Lichen sclerosus (LS) is an inflammatory disease of unknown aetiology and pathogenesis. It is a disorder of the skin, which is most common in the genital area but can occur anywhere on the body. It affects both sexes and all age groups. In a review by Meffert et al (1995) of 5207 patients, the female-to-male incidence was reported as 6:1, with genital involvement in 83% of cases. The majority of sufferers of anogenital LS are either middle-aged or elderly women. The predominant symptom in females is an intractable itch, which is often associated with dysuria, dyspareunia, dryness of the skin, labial stenosis or fusion and, in children, constipation (Laude et al, 1980).
There have been many studies assessing the risk of squamous cell carcinoma of the vulva (SCC) in inflammatory diseases of the vulva. Wallace (1971) reported that 12 of 290 (4%) patients developed SCC following a history of LS during a 12-year period but further follow-up studies have shown a wide range of risk of progression (Hart et al, 1975; Meffert et al, 1995; Carlson et al, 1998). Others (Rueda et al, 1994; Scurry et al, 1997; Vilmer et al, 2000) have looked at the skin adjacent to SCC which, not uncommonly, shows epithelial disorders; the most common are LS and squamous hyperplasia (SH).

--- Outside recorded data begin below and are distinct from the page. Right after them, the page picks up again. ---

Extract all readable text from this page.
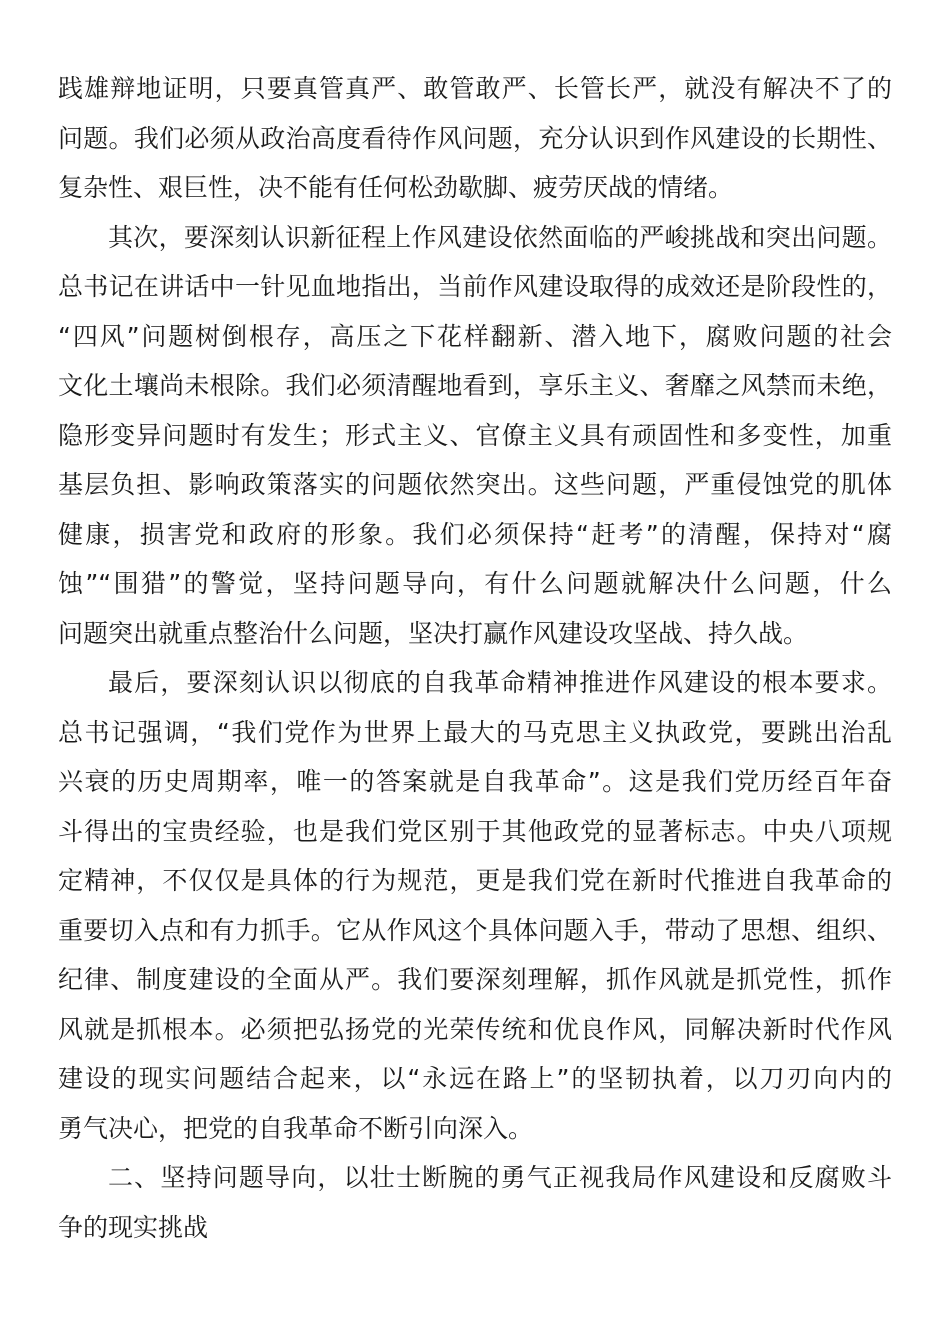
践雄辩地证明，只要真管真严、敢管敢严、长管长严，就没有解决不了的
问题。我们必须从政治高度看待作风问题，充分认识到作风建设的长期性、
复杂性、艰巨性，决不能有任何松劲歇脚、疲劳厌战的情绪。
其次，要深刻认识新征程上作风建设依然面临的严峻挑战和突出问题。
总书记在讲话中一针见血地指出，当前作风建设取得的成效还是阶段性的，
“四风”问题树倒根存，高压之下花样翻新、潜入地下，腐败问题的社会
文化土壤尚未根除。我们必须清醒地看到，享乐主义、奢靡之风禁而未绝，
隐形变异问题时有发生；形式主义、官僚主义具有顽固性和多变性，加重
基层负担、影响政策落实的问题依然突出。这些问题，严重侵蚀党的肌体
健康，损害党和政府的形象。我们必须保持“赶考”的清醒，保持对“腐
蚀”“围猎”的警觉，坚持问题导向，有什么问题就解决什么问题，什么
问题突出就重点整治什么问题，坚决打赢作风建设攻坚战、持久战。
最后，要深刻认识以彻底的自我革命精神推进作风建设的根本要求。
总书记强调，“我们党作为世界上最大的马克思主义执政党，要跳出治乱
兴衰的历史周期率，唯一的答案就是自我革命”。这是我们党历经百年奋
斗得出的宝贵经验，也是我们党区别于其他政党的显著标志。中央八项规
定精神，不仅仅是具体的行为规范，更是我们党在新时代推进自我革命的
重要切入点和有力抓手。它从作风这个具体问题入手，带动了思想、组织、
纪律、制度建设的全面从严。我们要深刻理解，抓作风就是抓党性，抓作
风就是抓根本。必须把弘扬党的光荣传统和优良作风，同解决新时代作风
建设的现实问题结合起来，以“永远在路上”的坚韧执着，以刀刃向内的
勇气决心，把党的自我革命不断引向深入。
二、坚持问题导向，以壮士断腕的勇气正视我局作风建设和反腐败斗
争的现实挑战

The TP53 gene is located on chromosome 17p13.1; it consists of 11 exons with 10 introns. Exon 1 is noncoding, while exons 5–8 are part of the highly evolutionarily conserved domain. Mutations in the TP53 gene are the most frequent genetic changes in human cancers, and the spectrum of mutations can indicate tumour aetiology and molecular pathogenesis (Levine et al, 1991; Greenblatt et al, 1994). In addition, a comparison of the mutation profile between malignant and potential premalignant lesions can give an indication of the clonality and progression of such tumours.
The aim of this study was to assess the presence of TP53 mutations in SCC and the adjacent non-neoplastic epithelial disorders of the vulva (LS and SH; NNEDV) and to compare the results of the mutation analysis with immunohistochemsitry (IHC) results. It was hoped that the data would also provide information on the clonality of SCC and the carcinogenic progression of adjacent lesions.